We find the origins of the Liturgy of the Hours in the Old Testament. The psalms, the 150 prayers in the Old Testament, are the real basis of the Liturgy of the Hours. Throughout the Old Testament, we see the Jews praying the psalms. They prayed the psalms at regular hours. Jesus Himself knew the psalms, quoted the psalms, and prayed the psalms. Jesus not only prayed the psalms: He fulfilled them and revealed their deepest meaning. Jesus, Who is the fullness of God’s revelation, also reveals the fullness of the psalms. So, for example, the words “My God, my God, why have you abandoned me?” [Psalm 22:2] were the prayer of someone whose heart was in anguish and who cried out to God in a time of desperate need. These words as prayed by Jesus on the Cross, as they rise from His heart to the heavenly Father, now have a new richness for us.

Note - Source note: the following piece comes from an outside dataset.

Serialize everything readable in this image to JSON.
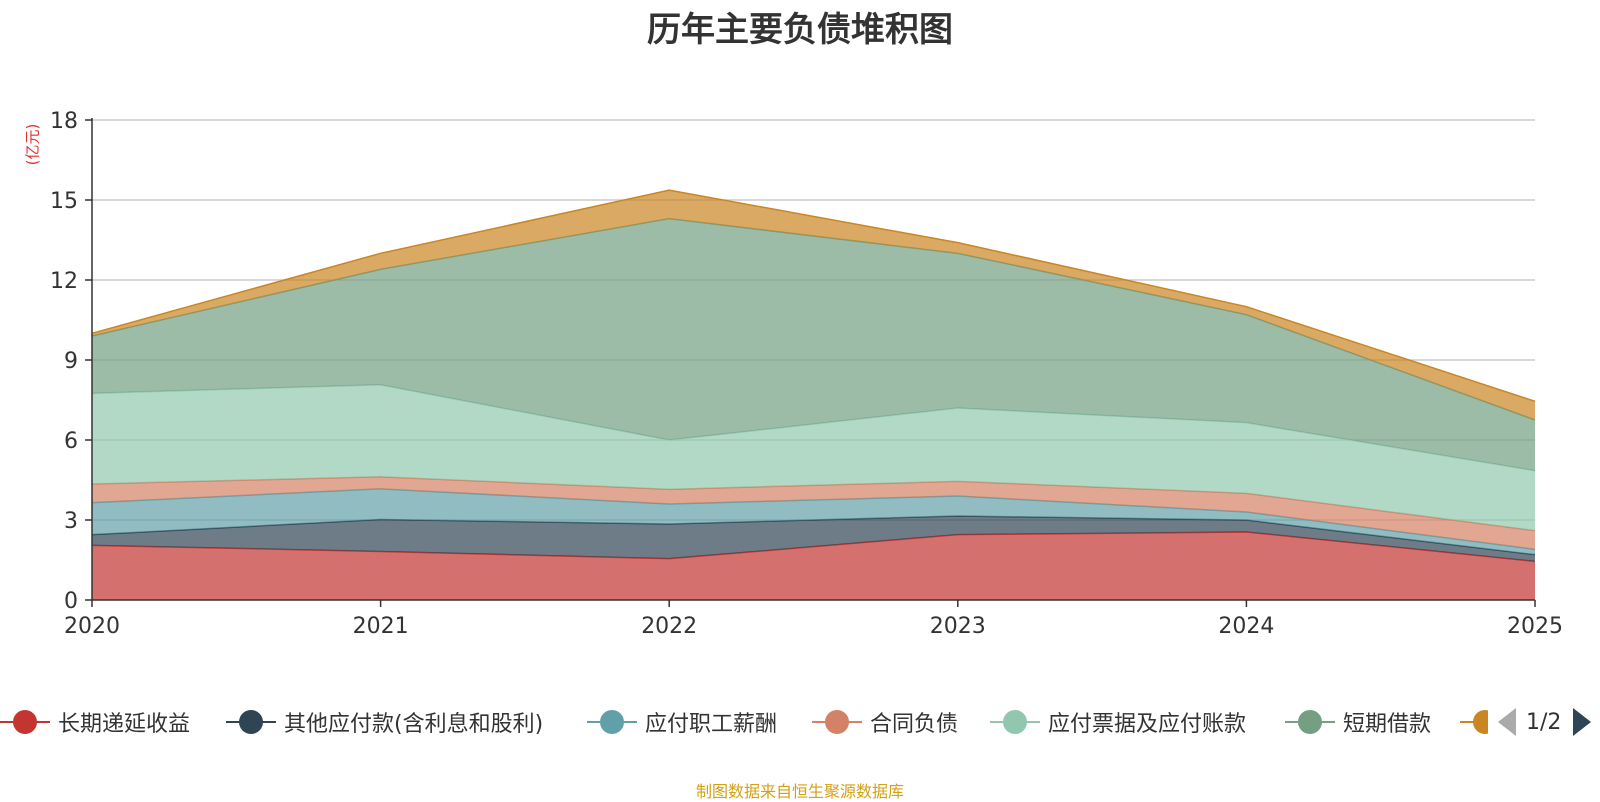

They reveal to us the heart of Jesus and His prayer in His time of suffering. The same is true of all the psalms: All acquire a wonderful new richness in Jesus.

The Liturgy of the Hours as we have it today comprises five daily times of prayer:

+ a prayer upon beginning the day (Morning Prayer),
+ another for the mid-hours of the day (Daytime Prayer), another for the evening
   (Evening Prayer),
+ one for the end of the day (Night Prayer),
+ and finally, a more meditative time (Office of Readings) that may be prayed at
   any time of the day.

These five times of prayer are named “Hours,” not because each requires an hour of prayer, but because they build prayer into the cosmic hours of the day as they unfold. The shortest of these Hours may be prayed in five to ten minutes, the longest in fifteen to twenty minutes.